Who are the annotators?

[Needs More Information]

Personal and Sensitive Information

The dataset consists of people who have donated their voice online. You agree to not attempt to determine the identity of speakers in the Common Voice dataset.

Building the Dataset

The NENA Speech dataset is built using build.py.

First, install the necessary requirements.

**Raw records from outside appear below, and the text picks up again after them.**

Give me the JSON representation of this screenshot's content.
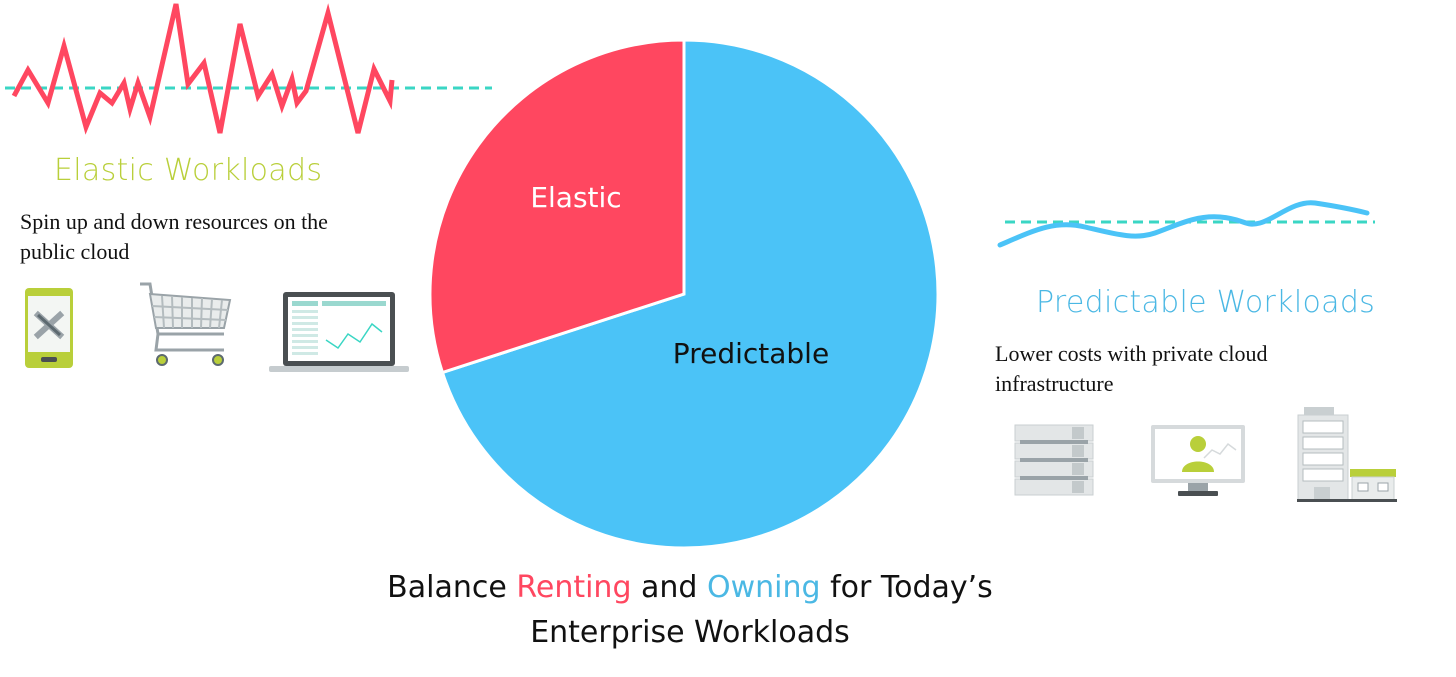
{
  "colors": {
    "elastic": "#ff4760",
    "predictable": "#4bc3f7",
    "heading_elastic": "#b9cf3a",
    "heading_predictable": "#4bb8e4",
    "dashed": "#3ad6c4"
  },
  "chart_data": {
    "type": "pie",
    "slices": [
      {
        "label": "Elastic",
        "value": 30
      },
      {
        "label": "Predictable",
        "value": 70
      }
    ]
  },
  "left": {
    "heading": "Elastic Workloads",
    "description": "Spin up and down resources on the public cloud",
    "icons": [
      "smartphone-icon",
      "shopping-cart-icon",
      "laptop-dashboard-icon"
    ]
  },
  "right": {
    "heading": "Predictable Workloads",
    "description": "Lower costs with private cloud infrastructure",
    "icons": [
      "server-rack-icon",
      "monitor-user-icon",
      "office-building-icon"
    ]
  },
  "caption": {
    "part1": "Balance ",
    "renting": "Renting",
    "part2": " and ",
    "owning": "Owning",
    "part3": " for Today’s",
    "line2": "Enterprise Workloads"
  }
}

pip install -r requirements.txt

Next, build the dataset.

python build.py --build

Considerations for Using the Data

Social Impact of Dataset

The dataset consists of people who have donated their voice online. You agree to not attempt to determine the identity of speakers in the NENA Speech dataset.

Discussion of Biases

Given that there are communities with only

Additional Information

Licensing Information

Public Domain, CC-0

Citation Information

This work has not yet been published.